Julia Shumway
The Bulletin

A deal between developers and the city of Bend is needed so that crews can completely rebuild 14th Street — including a section the city doesn’t have money to finish — between Newport and Simpson avenues by the end of the year.

A 2011 bond measure meant the city of Bend has $5.4 million to reconstruct two portions of 14th Street: a section between Albany and Simpson avenues that was completed late last month and a portion between Newport and Galveston avenues that is expected to wrap up by early September.
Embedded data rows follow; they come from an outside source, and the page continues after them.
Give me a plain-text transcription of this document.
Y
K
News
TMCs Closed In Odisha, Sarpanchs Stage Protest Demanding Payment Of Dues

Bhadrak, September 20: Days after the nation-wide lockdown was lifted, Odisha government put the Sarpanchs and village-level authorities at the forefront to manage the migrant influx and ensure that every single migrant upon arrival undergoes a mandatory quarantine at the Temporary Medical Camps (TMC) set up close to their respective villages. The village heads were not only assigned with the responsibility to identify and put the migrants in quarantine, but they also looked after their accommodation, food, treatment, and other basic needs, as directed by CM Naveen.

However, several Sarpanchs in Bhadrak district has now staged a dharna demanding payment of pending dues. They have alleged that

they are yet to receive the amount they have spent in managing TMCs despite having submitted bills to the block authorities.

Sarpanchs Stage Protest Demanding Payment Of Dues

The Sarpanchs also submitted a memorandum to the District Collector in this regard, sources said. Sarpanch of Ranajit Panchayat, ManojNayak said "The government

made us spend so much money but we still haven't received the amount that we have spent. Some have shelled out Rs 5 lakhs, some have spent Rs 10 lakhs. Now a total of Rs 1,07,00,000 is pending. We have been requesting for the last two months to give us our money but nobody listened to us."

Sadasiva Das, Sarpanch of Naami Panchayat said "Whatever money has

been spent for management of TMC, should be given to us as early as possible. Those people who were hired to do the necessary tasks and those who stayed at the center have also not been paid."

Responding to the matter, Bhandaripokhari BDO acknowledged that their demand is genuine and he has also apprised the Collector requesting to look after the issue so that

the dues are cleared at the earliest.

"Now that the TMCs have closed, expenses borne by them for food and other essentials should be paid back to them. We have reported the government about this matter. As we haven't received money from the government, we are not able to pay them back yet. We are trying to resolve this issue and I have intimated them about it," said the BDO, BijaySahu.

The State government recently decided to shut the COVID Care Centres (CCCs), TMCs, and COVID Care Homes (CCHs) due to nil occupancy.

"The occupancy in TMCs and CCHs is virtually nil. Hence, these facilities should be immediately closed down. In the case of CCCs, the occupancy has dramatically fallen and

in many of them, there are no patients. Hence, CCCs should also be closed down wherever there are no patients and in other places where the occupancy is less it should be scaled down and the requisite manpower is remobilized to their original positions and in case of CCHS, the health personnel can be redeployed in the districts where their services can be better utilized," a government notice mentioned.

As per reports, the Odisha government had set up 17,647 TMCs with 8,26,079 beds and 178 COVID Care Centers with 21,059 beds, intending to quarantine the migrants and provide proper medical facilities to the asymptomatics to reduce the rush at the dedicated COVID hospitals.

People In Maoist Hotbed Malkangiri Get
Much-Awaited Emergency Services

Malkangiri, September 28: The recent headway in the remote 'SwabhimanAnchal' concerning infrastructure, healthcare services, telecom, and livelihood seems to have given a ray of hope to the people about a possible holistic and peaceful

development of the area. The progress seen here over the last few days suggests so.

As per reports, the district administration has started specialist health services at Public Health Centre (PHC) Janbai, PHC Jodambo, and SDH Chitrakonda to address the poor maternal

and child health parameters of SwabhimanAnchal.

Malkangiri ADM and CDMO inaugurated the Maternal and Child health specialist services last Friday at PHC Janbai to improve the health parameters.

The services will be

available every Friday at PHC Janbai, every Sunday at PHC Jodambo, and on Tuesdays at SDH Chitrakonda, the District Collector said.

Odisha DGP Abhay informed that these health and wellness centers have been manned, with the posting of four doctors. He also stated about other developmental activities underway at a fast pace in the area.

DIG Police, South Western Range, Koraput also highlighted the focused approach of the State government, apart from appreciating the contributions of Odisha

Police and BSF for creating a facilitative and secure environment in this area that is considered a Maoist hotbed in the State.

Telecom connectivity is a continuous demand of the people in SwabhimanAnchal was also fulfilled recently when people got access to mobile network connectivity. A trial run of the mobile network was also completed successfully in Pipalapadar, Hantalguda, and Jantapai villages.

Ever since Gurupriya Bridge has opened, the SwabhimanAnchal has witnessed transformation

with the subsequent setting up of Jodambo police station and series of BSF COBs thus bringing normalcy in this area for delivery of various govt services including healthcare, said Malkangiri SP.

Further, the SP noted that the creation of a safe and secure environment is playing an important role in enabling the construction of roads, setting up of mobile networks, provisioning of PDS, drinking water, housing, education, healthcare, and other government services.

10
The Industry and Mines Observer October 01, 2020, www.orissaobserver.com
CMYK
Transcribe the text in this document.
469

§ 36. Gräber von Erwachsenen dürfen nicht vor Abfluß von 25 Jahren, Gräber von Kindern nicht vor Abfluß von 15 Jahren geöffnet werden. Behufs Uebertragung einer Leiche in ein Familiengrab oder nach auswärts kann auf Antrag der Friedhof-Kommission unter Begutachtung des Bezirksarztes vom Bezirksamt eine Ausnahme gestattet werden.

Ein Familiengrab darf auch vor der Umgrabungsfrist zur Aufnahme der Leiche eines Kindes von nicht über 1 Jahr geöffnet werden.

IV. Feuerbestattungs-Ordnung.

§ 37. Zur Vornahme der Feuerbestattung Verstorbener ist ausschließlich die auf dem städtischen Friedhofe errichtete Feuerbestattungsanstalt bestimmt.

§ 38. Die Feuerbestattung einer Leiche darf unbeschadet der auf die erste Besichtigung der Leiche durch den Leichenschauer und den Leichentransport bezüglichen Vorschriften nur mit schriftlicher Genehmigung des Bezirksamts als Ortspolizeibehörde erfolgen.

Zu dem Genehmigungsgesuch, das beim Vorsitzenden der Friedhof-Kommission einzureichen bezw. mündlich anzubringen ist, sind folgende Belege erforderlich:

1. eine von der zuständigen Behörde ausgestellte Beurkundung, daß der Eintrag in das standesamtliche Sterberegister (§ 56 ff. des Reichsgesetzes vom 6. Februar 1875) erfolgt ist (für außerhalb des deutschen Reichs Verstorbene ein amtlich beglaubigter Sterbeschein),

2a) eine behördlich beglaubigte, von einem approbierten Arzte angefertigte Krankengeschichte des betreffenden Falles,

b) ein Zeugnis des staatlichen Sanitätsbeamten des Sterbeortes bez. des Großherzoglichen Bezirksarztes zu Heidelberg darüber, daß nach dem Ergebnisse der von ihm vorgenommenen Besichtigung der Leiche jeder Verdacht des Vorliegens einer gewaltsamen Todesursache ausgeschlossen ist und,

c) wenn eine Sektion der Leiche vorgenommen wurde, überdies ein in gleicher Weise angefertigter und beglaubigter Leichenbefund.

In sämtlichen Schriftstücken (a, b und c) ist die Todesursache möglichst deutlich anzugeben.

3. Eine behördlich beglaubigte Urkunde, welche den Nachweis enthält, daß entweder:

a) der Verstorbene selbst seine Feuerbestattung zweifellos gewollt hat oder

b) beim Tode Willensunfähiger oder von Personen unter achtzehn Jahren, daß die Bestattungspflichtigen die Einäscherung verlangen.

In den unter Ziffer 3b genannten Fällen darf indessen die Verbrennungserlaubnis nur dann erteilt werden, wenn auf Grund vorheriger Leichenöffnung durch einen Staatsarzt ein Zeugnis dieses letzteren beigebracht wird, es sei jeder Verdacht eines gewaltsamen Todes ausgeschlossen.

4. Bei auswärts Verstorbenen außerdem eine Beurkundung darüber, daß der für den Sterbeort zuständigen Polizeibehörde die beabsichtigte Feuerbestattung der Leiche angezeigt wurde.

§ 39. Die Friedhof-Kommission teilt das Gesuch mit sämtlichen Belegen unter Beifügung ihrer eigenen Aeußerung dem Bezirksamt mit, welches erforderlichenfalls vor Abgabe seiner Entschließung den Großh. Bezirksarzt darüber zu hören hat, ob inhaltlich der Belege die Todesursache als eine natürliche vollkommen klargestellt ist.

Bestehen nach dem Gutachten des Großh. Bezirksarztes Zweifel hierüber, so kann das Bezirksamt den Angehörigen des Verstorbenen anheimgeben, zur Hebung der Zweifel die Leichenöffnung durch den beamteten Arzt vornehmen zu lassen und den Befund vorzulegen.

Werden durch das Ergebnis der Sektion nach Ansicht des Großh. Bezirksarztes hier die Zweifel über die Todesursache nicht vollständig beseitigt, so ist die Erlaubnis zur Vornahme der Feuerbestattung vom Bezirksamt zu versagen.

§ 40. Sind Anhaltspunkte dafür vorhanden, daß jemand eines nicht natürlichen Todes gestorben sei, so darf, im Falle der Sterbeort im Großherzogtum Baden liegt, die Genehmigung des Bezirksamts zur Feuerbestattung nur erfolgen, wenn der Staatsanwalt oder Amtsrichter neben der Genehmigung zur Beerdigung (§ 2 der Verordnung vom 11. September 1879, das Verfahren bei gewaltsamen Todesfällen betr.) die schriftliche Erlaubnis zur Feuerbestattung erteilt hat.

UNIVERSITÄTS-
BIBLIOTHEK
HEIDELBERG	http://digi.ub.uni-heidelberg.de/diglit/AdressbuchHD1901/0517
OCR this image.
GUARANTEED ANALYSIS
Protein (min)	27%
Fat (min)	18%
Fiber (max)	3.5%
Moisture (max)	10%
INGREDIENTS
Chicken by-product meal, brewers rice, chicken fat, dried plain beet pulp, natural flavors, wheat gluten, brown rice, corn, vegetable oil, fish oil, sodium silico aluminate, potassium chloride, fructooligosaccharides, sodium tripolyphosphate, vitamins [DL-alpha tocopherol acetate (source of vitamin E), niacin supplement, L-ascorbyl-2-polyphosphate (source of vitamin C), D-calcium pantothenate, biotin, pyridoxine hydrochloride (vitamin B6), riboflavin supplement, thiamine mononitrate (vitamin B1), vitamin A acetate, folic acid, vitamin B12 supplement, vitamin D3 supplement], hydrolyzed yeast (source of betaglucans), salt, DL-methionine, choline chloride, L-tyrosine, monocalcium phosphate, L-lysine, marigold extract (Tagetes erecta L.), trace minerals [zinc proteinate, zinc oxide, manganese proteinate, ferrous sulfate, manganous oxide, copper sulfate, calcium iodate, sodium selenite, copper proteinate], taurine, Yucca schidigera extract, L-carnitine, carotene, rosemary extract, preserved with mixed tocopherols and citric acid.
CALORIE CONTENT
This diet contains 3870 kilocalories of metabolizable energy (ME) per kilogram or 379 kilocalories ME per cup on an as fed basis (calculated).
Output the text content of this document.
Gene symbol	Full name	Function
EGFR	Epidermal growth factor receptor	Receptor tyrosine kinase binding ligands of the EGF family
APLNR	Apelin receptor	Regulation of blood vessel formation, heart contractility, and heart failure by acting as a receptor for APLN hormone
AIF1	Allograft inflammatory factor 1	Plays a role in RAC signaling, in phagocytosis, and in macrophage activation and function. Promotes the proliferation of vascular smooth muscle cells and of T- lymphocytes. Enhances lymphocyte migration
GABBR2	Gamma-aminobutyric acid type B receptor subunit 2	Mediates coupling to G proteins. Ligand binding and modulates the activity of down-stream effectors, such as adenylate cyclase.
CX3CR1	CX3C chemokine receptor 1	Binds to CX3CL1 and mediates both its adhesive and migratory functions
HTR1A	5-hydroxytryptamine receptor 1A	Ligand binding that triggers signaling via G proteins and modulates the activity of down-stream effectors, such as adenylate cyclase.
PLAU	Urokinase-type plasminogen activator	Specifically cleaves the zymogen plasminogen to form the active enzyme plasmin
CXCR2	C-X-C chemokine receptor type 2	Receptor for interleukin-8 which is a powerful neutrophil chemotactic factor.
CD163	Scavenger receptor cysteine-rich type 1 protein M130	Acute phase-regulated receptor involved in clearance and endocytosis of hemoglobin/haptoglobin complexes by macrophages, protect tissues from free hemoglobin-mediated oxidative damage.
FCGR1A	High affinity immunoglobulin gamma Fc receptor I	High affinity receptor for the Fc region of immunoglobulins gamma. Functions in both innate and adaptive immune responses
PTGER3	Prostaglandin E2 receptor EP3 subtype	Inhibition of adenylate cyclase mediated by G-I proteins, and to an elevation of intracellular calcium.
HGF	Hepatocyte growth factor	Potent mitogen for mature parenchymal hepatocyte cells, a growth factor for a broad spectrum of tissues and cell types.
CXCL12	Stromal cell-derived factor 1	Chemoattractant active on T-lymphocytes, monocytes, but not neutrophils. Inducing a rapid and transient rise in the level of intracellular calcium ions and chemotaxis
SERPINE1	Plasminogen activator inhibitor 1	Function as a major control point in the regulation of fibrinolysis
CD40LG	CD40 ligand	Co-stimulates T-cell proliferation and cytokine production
The city still doesn’t have the money to pay for the middle stretch between Albany and Galveston avenues.

“There’s that missing middle piece,” City Manager Eric King said. “We just didn’t have funds to get the whole project completed.”

But on July 18, the Bend City Council will hear a pitch from developers: They want to use $1.4 million they owe in fees for the impact their outlying properties will have on roads in the middle of Bend to finish the remaining section of 14th Street this year. If the council approves that proposal, work wouldn’t start until later in the year, after the north section is done.

“We would have a complete corridor all the way from Newport to Simpson,” King said. “There is a hope that by the end of the calendar year that we would have this whole corridor complete.”

Completing the middle section after the city’s done with the other parts of construction is intended to be easier on businesses and residents, King said. But at least one business has already suffered irreparably from summer construction.

Chelsea Whitaker, who purchased Sip Wine Bar on the northeast corner of 14th Street and Galveston Avenue a year ago, said she lost about 40 percent of her business because of the road construction. Whitaker’s property was next to a 10-week Cascade Natural Gas project that restricted traffic on the north section of 14th Street beginning in March. The utility needed to move a pipeline before city work could start. Shortly after the gas project finished, city crews moved onto the road next to Whitaker’s business.

While regulars still visited, Whitaker said road closures caused her to lose customers who would stop by for a glass of wine while driving elsewhere.

Access was hit-or-miss, she said, and construction caused customers to avoid the bar’s patio. Whitaker closed Sip on June 28, and she doesn’t plan to reopen.

“The decline in sales made it virtually impossible for me to just pay my rent,” Whitaker said. “It got to the point where I couldn’t buy wine, make payroll and pay bills.”

Ben Hemson, the city’s business advocate, had been talking with businesses in the area since long before construction began.

The city relaxed its sign codes during construction, and crews maintained driveway access to businesses in the area.

“It’s a real bummer about Sip,” Hemson said. “We met with them not long after the Cascade Natural Gas work and they were struggling.”

Hemson said most other business owners the city has talked to have spoken positively about the construction, but they have all felt a pinch.

Henry Abel, who works at Pine Mountain Sports on the northwest corner of Simpson and Century, said construction hasn’t had much impact on business.

Pine Mountain Sports sells a lot of backcountry equipment, and Abel said its clientele is adventurous enough that a detour won’t deter them.

“We figure that if people can’t navigate a couple-road detour, they’re probably not coming to our store anyway,” he said.

He said he appreciated that the city made it a priority to build sidewalks and curbs when rebuilding Century Drive/14th Street because it’s now a lot easier to walk, bike or drive in the area.

“It’s been fantastic,” Abel said. “We’re pretty excited about our new sidewalks and new roundabout.”

The roundabout at Simpson Avenue and Century Drive reopened in mid-May after closing April 9. Contractors replaced the roundabout’s cracking asphalt with concrete.

Construction crews moving to the north haven’t helped dust on some of the unpaved stretches of road near 14th Street, said Jerry Gilmour, who lives on the corner of NW 15th Street and Hartford Avenue.

City and Cascades Natural Gas construction on 14th Street has meant more drivers who live in the area use Gilmour’s dirt road.

Gilmour said the city’s treated the road with magnesium chloride since he complained in May, but the dust hasn’t abated.

“It’s about the same as before, only a little worse because it’s drier,” Gilmour said.